The other weekend we went to a cabin. It was off in the foothills down a snowy road, away from our (currently snowless) banana belt valley, along a creek that was high enough to have several feet of snow, and low enough to be forested and hidden from alpine harshness. The cabin was small, one room, with two sets of bunks and a table on one end, and a wood fired oven and wraparound counter on the other. Four wood chairs, two fairly comfortable, two emphatically not, fit into whatever corners were not in use.
With the combination of kids and cabins and winter come complications. The first happened immediately, with the short ski from the road being a bit longer than anticipated. We have a big complicated sled, good for pulling both kids or a good amount of gear, which is stable and tracks in all conditions, but also has to ride on the roof. For trips like this I built a smaller, lighter sled, which can also hold two kids, but is less stable. Facing a longer haul in, we overloaded the small sled, and struggled with it diagonaling into the snow and loosing cargo, or dumping snow onto the toddler. It took 4 trips, but everyone and everything made it to the cabin.

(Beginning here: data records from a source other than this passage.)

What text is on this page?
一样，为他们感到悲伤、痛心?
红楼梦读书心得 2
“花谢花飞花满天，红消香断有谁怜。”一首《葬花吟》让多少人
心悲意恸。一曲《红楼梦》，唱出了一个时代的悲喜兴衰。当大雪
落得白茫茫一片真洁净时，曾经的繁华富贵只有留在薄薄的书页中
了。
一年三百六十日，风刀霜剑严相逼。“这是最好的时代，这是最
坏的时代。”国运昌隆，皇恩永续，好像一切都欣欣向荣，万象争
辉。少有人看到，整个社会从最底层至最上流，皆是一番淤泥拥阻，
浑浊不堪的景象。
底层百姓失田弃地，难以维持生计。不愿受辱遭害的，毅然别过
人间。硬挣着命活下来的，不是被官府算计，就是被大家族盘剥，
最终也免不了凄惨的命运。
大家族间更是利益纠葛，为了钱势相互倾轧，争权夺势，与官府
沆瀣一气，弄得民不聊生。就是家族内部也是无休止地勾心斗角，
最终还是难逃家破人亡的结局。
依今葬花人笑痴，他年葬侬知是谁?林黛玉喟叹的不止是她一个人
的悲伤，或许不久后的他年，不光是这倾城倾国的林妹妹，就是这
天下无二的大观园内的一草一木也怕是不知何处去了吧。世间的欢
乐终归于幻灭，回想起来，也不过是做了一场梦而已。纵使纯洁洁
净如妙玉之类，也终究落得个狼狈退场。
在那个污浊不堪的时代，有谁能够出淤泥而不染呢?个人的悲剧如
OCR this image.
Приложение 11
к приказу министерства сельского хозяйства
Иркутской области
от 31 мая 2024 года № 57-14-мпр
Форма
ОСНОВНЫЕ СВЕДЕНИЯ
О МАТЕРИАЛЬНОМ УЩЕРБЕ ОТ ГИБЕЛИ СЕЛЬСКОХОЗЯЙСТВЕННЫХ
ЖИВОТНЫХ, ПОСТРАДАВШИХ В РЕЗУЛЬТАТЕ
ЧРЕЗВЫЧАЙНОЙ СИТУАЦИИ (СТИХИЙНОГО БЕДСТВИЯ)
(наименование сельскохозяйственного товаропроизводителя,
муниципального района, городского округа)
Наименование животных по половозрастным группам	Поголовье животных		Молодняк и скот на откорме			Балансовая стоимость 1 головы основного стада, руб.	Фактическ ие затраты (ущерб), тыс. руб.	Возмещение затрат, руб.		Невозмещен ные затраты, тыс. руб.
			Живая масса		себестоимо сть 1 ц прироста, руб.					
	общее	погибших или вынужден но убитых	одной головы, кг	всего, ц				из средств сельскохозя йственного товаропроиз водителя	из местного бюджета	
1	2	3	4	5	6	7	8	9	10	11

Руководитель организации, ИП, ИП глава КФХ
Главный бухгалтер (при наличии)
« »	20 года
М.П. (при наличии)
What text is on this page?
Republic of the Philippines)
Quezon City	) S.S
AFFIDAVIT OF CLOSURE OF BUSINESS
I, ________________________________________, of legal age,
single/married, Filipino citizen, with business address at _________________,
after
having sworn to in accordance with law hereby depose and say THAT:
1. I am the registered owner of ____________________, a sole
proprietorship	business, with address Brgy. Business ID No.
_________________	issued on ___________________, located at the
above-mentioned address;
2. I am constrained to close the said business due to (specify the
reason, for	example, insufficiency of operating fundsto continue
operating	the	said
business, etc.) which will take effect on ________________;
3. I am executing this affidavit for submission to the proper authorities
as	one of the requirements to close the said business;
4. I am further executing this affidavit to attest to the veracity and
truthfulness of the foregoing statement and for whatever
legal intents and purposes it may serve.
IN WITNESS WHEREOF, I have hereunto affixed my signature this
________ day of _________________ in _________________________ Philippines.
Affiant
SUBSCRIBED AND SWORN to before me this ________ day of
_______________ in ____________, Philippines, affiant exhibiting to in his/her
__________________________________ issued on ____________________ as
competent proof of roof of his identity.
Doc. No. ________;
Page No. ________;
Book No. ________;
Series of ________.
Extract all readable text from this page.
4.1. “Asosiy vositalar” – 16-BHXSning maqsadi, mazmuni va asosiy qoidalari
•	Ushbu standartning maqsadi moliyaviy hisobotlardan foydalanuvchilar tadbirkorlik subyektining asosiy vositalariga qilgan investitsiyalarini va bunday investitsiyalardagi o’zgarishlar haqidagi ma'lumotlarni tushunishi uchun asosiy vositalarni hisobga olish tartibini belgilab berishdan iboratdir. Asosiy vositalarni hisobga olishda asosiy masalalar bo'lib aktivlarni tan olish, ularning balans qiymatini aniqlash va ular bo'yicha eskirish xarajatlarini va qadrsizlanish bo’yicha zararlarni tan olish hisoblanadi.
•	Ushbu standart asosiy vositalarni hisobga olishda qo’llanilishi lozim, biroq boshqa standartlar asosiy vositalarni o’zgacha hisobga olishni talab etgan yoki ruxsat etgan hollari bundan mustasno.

Another complication is that small people really struggle in deep snow. Little Bear got off easy, spending his second winter in the desert. Little Cloud has thus far gotten off easy, with his second winter being (thus far) an unusually dry and warm one. But with two feet of snow around the cabin, an early priority was to dig out a play area in the yard. After that, an avy shovel, toy dumptrucks, and sticks made for hours of entertainment over the days.
Extensive outside time correlates directly with the other complication of kids and cabins; the interior is small and features things like a very hot wood stove. We can expect the small people to be safe in such an environment, but only with proper supervision and when properly tired out.
No running in the cabin.
Kids and cabins have a few important virtues, which cannot be separated from the complications. Small spaces make for a premium on self control, a fungible and crucial resource when you are 4. Living outside, in a snowy winter, emphasizes simple things like heat. The kids in turn remind us big people how vital and disconcerting learning about the implacable world surely was back then. Postholing, for instance, is a cruel thing, when you first encounter how nature has flipped the switch on something that was previously so basic and immutable. Postholing and trail breaking were done, along with lots of crying, and several protracted mid-trail sit-ins by the toddler, for whom being excluded was always the worst option, no matter how cold and snowy the path.
No significant injuries were accrued, though each kid had a close call. The Cloud tipped a chair peering too ardently over the back, just not heading into the stove, while the Bear got after it breaking firewood off a downed Doug Fir, and got a bloody lip for his trouble courtesy a rebounding branch. We the parents got interrupted sleep, to stoke the fire at 0200 and keep the squirming toddler from bailing off the bed.
For us civilized folks, big and small, returning to the land of electricity is always a treat after a few days of deprivation. The sensation is embarrassingly indulgent, and always gets this parent thinking how well we’d do without central heat or indoor plumbing (M, rather more prone to cold, has other ideas). The small people have no such self-consciousness, and can enjoy hauling firewood in the snow and popcorn in a brewery equally and without navel gazing.
In the process we discovered a new favorite place, both for exceptional, restored 19th century decor and excellent beer, Smelter City Brewing in Anaconda. Their porter jumped straight to my top 3 of Montana microbrews. All the better reason to go back that direction soon.